Sometimes his little experiments worked and created big wonderful dreamy sounds that billowed through concert halls and sometimes they fell flat on their face, but whatever the case he had no shame in trying and experimenting right in front of his audience.  Some of that magic has faded as he desires to play a more background role in his new group.  Despite this you can still catch him tinkering with his much smaller pedal board between songs, developing new ideas in front of a couple hundred people.  This once also had the perk of creating new versions of classic songs, which were sometimes never heard again.  

His flair for "right here right now" gusto may contradict his statements that these things were all premeditated, but they also contradict the other band members statements of "we were creating new stuff in those exact moments".  It is a good lesson as you enter your first band, practice tons and when its show time state "hey I'm going to play my part backwards, try and keep up."  Throwing a wrench into a pre-planned operation may result in a massive musical accident, but it may also result in a never to be witnessed again moment of brilliance



#2 Ian Williams


Did you know Ian Williams played guitar?  It is hard to imagine considering the kinda-sorta front-man for indie supergroup Battles is surrounded by a bazillion other instruments.  Like his band band-mate David Knopke, Ian specializes in precision perfect guitar playing that allows creative layering and songs that sound like there are three times as many people performing them.  


It is kind of shocking how much sound Ian develops considering how little time he actually spends playing his guitar, through clever use of loop pedals and Ableton he develops huge sounds from such little action.  This coupled with his two keyboards, launchpad, and laptop result in a one man band kind of sound.  You then realize that there are two other people in the band and it all develops into some massive tones.

It all boils down to wondering, how much can one person do?  It seems simple to assume that playing the guitar is a full-time responsibility, but in the 21st century you can certainly do more and add more to your gig.  As you sit on your couch practicing your licks try adding a few more tasks to your cognitive load.  Buy a cheap Casio, set your pick-up real high, and see if you can nail that song you were working on both instruments.  Once you start combining effects you may be shocked at what sonic frequencies you can develop.


#1 Nick Reinhart 




  If there is a future virtuoso that is memorialized on posters and t-shirts I damn sure hope it is Nick Reinhart.  Not only is he a genuinely nice individual, but he is the reigning king of sound experimentation.  A recent series on pedalsandeffects.com showcased nearly an hour of footage of Nick taking us on a tour of his effects and the sounds he develops with them.  It is astounding how it all comes together considering some of them tones sounded like they were meticulously crafted and others were developed purely by accident.  

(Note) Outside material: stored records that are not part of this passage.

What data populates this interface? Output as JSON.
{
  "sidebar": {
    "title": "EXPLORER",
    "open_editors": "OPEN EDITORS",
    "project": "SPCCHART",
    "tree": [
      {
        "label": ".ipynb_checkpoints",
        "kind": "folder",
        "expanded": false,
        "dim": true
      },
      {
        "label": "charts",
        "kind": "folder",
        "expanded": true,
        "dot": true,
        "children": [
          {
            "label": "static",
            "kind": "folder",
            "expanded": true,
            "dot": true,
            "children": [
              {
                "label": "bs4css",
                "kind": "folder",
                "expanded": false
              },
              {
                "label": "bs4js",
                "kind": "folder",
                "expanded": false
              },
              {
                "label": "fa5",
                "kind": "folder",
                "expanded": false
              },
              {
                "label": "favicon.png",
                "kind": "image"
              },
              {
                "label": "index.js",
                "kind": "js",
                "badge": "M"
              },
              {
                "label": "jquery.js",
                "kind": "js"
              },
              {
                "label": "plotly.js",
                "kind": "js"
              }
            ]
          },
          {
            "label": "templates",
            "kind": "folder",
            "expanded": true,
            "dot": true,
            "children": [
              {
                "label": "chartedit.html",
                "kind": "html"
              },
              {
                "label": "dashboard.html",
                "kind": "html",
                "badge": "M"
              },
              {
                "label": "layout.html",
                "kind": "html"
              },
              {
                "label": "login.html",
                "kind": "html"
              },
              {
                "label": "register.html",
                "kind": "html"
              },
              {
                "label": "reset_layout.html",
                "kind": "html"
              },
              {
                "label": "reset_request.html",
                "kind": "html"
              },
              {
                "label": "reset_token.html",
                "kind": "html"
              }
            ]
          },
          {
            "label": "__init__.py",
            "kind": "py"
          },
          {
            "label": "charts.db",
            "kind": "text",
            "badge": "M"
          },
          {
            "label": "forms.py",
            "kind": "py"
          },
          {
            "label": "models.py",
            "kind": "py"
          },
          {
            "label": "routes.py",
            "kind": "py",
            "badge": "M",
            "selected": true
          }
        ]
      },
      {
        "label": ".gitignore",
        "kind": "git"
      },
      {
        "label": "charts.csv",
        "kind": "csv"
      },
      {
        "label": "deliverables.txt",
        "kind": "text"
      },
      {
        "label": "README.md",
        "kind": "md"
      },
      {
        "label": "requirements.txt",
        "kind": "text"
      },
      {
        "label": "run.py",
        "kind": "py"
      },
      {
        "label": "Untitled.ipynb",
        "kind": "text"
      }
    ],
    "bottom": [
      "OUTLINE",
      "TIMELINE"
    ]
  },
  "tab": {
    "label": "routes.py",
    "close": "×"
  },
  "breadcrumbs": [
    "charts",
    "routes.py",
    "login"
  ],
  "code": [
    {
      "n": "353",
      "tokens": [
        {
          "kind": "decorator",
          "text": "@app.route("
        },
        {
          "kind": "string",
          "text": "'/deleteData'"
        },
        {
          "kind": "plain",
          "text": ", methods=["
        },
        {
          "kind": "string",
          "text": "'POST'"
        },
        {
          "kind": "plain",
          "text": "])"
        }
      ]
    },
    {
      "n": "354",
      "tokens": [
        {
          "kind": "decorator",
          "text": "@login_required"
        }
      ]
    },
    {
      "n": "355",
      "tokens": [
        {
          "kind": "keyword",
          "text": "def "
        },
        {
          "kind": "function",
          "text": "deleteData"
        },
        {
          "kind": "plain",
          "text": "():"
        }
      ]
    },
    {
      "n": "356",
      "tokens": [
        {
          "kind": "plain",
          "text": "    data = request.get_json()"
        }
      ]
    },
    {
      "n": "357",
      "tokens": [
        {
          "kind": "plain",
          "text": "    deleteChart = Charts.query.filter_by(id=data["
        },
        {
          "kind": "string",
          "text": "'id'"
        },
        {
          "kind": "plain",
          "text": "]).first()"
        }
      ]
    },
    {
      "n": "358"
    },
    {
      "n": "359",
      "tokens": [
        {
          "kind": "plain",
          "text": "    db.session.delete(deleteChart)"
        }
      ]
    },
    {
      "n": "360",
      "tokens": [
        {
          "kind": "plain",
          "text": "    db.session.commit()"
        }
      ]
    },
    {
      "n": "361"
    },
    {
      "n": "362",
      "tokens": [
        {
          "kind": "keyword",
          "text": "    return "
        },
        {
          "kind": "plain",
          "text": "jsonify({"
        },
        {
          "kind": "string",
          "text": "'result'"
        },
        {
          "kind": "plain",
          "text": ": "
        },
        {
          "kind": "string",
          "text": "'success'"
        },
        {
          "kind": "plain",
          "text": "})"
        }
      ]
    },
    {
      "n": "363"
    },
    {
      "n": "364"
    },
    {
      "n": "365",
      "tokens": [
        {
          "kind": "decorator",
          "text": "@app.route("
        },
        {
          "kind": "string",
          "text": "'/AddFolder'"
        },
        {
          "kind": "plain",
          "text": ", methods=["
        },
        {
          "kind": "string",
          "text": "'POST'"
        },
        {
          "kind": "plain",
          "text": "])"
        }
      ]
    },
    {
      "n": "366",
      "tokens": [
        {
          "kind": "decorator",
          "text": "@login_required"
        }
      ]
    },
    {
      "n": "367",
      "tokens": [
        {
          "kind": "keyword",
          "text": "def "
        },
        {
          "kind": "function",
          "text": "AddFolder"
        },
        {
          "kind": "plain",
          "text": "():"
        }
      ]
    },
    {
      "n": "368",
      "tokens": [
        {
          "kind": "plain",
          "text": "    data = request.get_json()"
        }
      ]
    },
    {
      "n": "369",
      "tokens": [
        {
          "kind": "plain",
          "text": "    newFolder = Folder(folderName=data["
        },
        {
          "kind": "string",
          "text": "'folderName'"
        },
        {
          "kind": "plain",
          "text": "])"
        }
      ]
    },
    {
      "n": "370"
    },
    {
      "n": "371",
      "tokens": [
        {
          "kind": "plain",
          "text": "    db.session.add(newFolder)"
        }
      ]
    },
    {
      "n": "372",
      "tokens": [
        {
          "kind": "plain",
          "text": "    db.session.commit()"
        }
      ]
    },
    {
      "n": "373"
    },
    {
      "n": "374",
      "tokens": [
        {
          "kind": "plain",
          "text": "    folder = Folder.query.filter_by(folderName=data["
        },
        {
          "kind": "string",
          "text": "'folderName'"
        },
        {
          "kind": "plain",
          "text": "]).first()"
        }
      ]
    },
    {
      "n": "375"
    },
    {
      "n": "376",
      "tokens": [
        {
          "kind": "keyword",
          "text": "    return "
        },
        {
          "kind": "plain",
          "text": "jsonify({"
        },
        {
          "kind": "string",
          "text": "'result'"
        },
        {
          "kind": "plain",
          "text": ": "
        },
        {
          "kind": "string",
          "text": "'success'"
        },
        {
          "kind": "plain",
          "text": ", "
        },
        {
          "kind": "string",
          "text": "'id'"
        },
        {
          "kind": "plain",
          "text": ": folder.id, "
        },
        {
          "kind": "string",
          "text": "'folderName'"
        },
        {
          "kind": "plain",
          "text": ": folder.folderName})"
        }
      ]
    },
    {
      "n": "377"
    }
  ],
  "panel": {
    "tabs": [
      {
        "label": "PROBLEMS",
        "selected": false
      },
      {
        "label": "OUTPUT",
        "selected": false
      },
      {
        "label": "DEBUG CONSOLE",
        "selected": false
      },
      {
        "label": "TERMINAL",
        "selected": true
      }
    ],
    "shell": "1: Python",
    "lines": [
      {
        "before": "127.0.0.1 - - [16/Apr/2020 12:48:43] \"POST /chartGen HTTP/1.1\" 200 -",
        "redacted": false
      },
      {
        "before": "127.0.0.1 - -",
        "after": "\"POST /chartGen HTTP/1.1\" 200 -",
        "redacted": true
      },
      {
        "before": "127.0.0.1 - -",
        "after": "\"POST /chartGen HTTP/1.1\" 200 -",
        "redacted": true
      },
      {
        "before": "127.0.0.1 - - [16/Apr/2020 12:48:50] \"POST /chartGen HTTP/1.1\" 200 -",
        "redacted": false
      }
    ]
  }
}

Like Agata, Nick is quick to leap between effects as he blasts through a Tera Melos concert, but what I feel sets him apart from Agata is both the depth in which he explores these sounds, but also the breadth of sounds he plays with.  This may all be systematic of Tera Melos' tendency to dabble in multiple genres, but sixty minutes with the band will leave your brain deep-fried at the county fair.  He creates deep billowing booms and cartoon like giggles, then he puts the two together, then adds something that sounds like a broken roller coaster to the mix.  Like Omar he does not seem afraid to go down the rabbit hole in the middle of a show, but yet somehow he always finds his way out of his own mess he develops.  There seems to be a genuine passion for developing his off the wall sounds, an eagerness to make something new and then figure out where it fits rather than forcing something that simply does not work.

The great thing about Nick's vomit colored pedal board is that so much of it was constructed on a tight budget.  Up and coming rockers may feel like they need to spend top dollar on boutique pedals when that simply is not true.  Go to a goodwill and find some half broken pedals, see what bizarre sounds they make and find a home for them in a new song.  Get crazy, but do so being thrifty.  That is the Reinhart magic.